The
optical flow algorithm is a method, mainly used in
computer vision, for matching two different
images.
The
assumptions are that the two images (let's say I1 and I2) are snapshots of the same scene, taken at different times.
Moreover, I1 and I2 must not be too different, in order for the algorithm to work.
The basic idea is to find, for every
pixel in I1, the corresponding pixel in I2 which
minimize the difference on the
color intensities.
Obviously some more
constraints are needed, in order to get a
feasible solution. Otherways, we could obtain a correspondance from many pixels in I1 to only one pixel in I2.
Then, the minimization of intensity distance is usually computed locally, i.e. on a small neighbourhood of the pixel p2 in I2, having the same coordinates of p1 in I1. In this way, given that neither the scene nor the illumination doesn't change too much, we will get a flow
field, saying which pixel in I2 corresponds to a given pixel in I1.

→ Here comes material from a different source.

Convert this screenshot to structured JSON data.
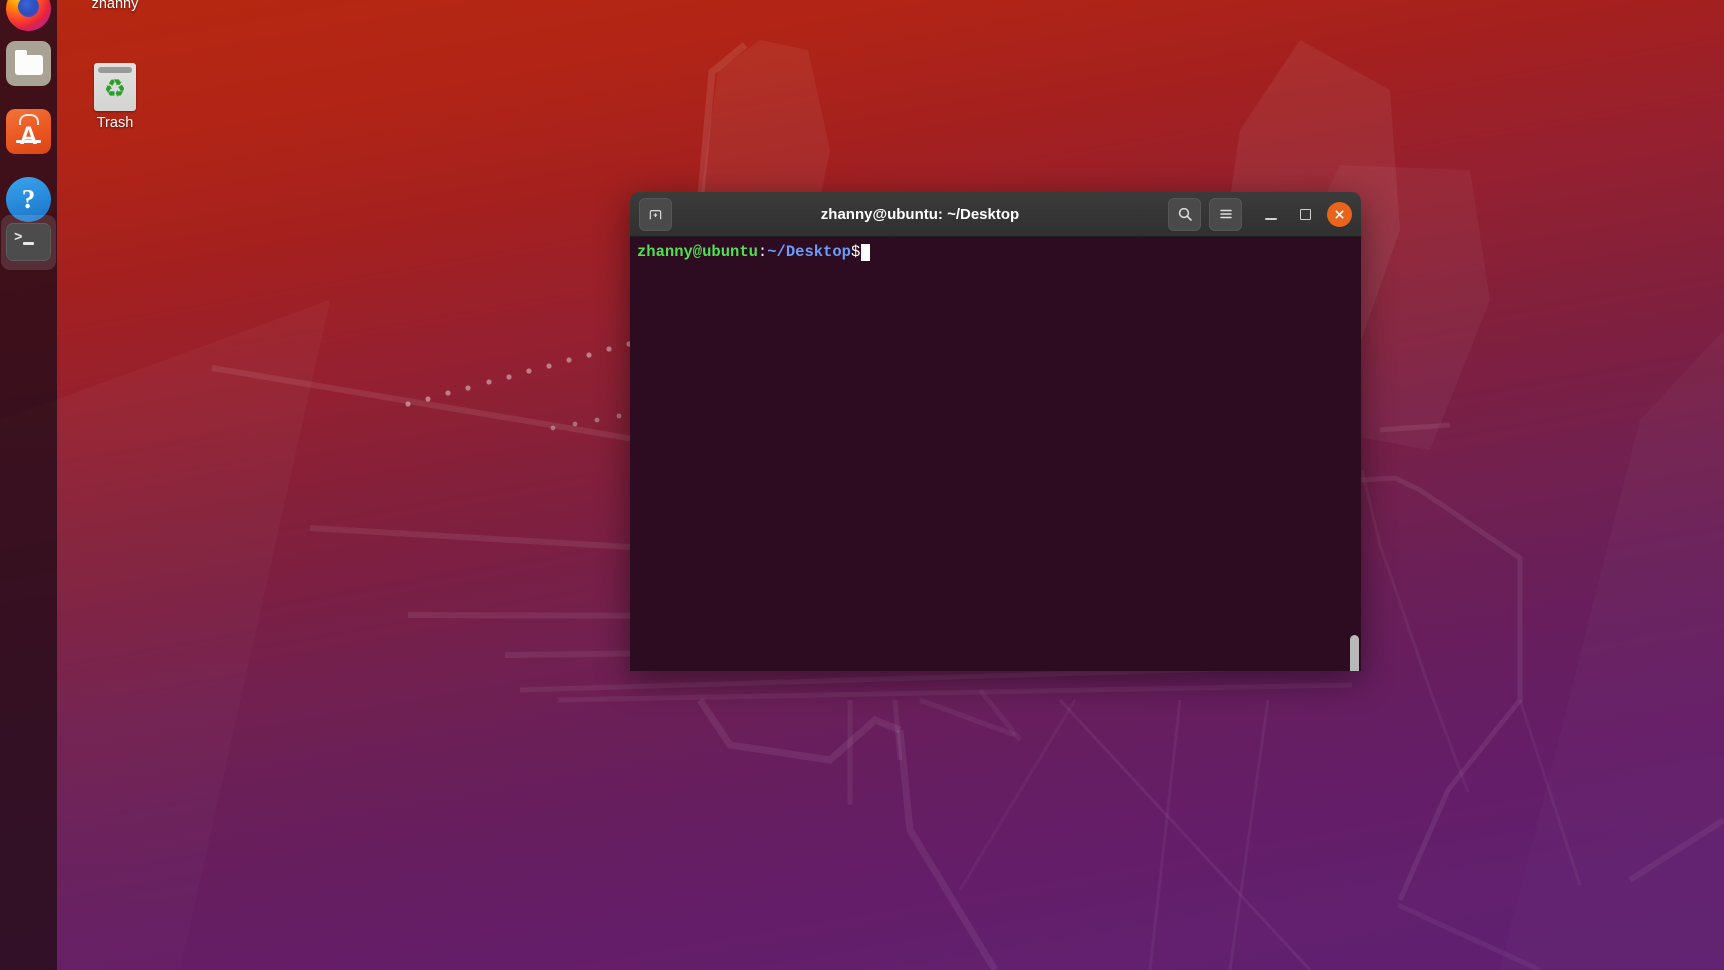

Other improvements to the algorithm have been developed, and the most effective is probably the
coarse-to-fine strategy that applies the optical flow to the images with different level of
resolution.
Note that the assumptions do not mean that the
real scene must be the same. Sure, you can compute the optical flow between two images of the same object while it's moving. On the other hand, you could also apply it to two different objects, as if they were the same object changing with the time. If the two objects are similar enough, it is possible to find the correspondences between their features.